Of course, lSM-tree also has some space that can be optimized. For example, it is inefficient to find non-existent keys. You need to find memtable first and then each index. A common optimization is to maintain a structure in memory that determines if a key exists, and if it does not, it does not need to be iterated. Another area worth studying is when and in what order to perform background merge operations. Generally speaking, there are two categories of methods. One is to merge small new segments into large new segments. Another approach is to merge the key scope.

B-Tree

The LSM-tree we mentioned above is nice, but it is not the most widely used in reality, we usually use the B-tree.

The only similarity between B-tree and LSM-tree is that it also sorts keys in order. Lsm-tree divides data into segments of different sizes, while B-tree divides the database into blocks or pages of a fixed size, generally 4KB, and one page for each read and write. This design is similar to the disk design.

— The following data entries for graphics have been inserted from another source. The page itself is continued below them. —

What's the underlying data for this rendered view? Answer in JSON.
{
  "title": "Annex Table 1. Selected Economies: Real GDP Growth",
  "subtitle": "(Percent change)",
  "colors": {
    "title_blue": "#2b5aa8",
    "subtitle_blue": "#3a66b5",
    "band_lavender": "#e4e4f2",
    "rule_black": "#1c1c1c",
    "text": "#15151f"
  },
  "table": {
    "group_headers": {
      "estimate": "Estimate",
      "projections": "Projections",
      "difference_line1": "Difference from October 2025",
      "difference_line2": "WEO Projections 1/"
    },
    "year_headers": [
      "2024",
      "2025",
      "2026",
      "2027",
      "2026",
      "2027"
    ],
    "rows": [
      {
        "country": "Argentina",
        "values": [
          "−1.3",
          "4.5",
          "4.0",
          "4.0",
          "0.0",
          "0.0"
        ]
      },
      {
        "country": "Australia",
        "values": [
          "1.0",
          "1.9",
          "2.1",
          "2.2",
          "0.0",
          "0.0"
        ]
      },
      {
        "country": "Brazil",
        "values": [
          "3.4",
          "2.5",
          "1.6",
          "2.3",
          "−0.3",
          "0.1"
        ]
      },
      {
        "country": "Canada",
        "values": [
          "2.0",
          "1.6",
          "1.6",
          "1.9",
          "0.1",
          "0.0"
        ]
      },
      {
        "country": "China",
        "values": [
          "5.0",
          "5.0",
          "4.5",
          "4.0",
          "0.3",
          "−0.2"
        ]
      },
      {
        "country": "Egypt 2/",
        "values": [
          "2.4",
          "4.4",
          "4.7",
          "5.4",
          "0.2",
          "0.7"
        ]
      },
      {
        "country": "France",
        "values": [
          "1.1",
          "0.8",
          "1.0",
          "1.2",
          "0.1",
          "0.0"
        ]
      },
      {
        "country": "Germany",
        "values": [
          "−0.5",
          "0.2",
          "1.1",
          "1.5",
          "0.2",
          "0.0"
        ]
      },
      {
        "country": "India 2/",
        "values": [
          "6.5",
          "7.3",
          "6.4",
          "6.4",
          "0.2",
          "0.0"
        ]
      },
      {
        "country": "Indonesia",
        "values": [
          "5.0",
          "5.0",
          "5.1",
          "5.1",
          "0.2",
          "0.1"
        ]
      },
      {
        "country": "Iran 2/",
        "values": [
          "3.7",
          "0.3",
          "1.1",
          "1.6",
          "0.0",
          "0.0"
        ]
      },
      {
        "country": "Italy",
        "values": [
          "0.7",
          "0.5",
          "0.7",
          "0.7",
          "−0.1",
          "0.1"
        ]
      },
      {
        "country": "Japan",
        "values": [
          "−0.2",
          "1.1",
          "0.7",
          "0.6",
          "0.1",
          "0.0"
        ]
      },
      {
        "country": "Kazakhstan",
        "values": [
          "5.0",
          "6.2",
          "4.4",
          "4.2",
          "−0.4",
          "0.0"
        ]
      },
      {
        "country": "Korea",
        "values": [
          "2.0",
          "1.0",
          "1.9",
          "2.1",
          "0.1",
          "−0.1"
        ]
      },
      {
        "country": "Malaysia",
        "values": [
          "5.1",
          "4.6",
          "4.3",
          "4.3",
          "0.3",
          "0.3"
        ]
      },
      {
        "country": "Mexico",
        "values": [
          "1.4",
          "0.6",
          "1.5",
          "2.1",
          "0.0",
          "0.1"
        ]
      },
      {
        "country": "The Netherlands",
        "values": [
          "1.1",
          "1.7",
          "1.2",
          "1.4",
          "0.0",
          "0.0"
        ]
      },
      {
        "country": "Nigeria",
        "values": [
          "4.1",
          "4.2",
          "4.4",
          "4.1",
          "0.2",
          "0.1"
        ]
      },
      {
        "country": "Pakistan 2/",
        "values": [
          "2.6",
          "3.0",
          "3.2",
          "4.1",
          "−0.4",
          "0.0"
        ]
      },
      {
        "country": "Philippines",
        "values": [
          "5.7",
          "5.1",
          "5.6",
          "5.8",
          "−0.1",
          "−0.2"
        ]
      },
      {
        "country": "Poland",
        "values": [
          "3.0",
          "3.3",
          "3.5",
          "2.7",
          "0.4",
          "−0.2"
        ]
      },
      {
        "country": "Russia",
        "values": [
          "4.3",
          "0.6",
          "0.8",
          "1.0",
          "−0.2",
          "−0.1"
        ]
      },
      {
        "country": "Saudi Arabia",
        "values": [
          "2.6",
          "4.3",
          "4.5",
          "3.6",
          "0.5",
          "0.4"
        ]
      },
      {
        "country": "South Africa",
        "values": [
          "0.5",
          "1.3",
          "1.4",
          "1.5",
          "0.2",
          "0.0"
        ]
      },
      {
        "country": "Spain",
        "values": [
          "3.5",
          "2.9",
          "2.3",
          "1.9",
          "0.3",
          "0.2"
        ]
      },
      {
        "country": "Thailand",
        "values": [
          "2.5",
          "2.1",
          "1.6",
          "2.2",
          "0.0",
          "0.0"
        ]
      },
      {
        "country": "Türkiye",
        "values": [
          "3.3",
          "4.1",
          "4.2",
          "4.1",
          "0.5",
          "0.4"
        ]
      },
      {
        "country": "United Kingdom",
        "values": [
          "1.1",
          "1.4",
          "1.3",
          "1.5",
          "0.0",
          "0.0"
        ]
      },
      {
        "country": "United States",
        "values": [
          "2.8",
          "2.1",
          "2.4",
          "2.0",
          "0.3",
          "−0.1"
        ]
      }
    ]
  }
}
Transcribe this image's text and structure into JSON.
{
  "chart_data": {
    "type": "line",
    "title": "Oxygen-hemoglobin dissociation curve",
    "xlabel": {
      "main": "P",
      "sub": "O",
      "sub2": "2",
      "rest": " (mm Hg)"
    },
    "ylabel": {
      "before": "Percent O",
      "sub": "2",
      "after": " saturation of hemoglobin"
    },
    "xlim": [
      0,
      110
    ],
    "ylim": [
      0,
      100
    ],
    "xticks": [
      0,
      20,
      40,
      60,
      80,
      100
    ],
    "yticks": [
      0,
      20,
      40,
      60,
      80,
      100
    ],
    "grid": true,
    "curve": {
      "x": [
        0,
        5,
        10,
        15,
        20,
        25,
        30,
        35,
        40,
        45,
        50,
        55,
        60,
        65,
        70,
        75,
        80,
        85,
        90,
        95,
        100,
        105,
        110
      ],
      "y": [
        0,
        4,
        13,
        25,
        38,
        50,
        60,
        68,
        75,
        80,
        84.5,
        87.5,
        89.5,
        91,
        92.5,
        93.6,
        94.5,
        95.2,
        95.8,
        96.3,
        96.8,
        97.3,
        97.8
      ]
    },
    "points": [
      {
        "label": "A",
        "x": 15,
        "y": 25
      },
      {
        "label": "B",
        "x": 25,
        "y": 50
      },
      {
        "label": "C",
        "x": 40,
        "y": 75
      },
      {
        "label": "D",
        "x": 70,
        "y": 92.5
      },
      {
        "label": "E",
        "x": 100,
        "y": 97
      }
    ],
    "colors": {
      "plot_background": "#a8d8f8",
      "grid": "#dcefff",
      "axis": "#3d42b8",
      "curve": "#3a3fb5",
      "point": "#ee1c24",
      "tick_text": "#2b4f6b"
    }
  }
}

As shown below, each page is distinguished by an address so that it can point from one page to another, like a pointer. It’s sort of a hierarchy, so if we’re looking for 251, we’re going to find it in the range 200 to 300, and then in the next level we’re going to find it in the range 250 to 270, and then one level down we’re going to find 251.

The number of pages each of these levels points to is called the offset factor, which in our case was six. Real-world examples are determined by data size, on the order of hundreds. The final layer of the page that holds the data is called the Leaf page.

If we need to update the value, it’s as simple as finding the corresponding value and updating it, and everything else stays the same. However, if we need to insert a value, there may be a problem, such as its data exceeds the size of our page, and we need to split the page into two pages, as shown in the following figure:

This algorithm can basically meet the requirements of most databases at present, for example, we set the error factor to 500, each page is 4KB, there are four layers of tree, we can store 256TB of data.

The problem with this structure is that we write one page at a time, and the problem with this process is that we write half of the crash. If this problem happens, we only have half of the data. So usually we also keep a log file that keeps going forward, and this log file is updated before we actually update the B-tree, so that if something goes wrong when we update the B-tree, we can recover data from this log file.

Of course, in addition to this method to prevent crash, there are many other methods, such as maintaining two pages at the same time, when the new page is updated successfully, you can directly change the pointer to point past.

Of course, B-Tree has been around for a while, and many people have made a lot of optimization, such as trying to arrange the storage position of each page in disk as much as possible in order, so that it will be a sequential access when reading, and improve the efficiency of access. For example, we can add a forward and backward pointer to each leaf page to point to the page sorted before and after, so that we can query a range of more efficient and so on.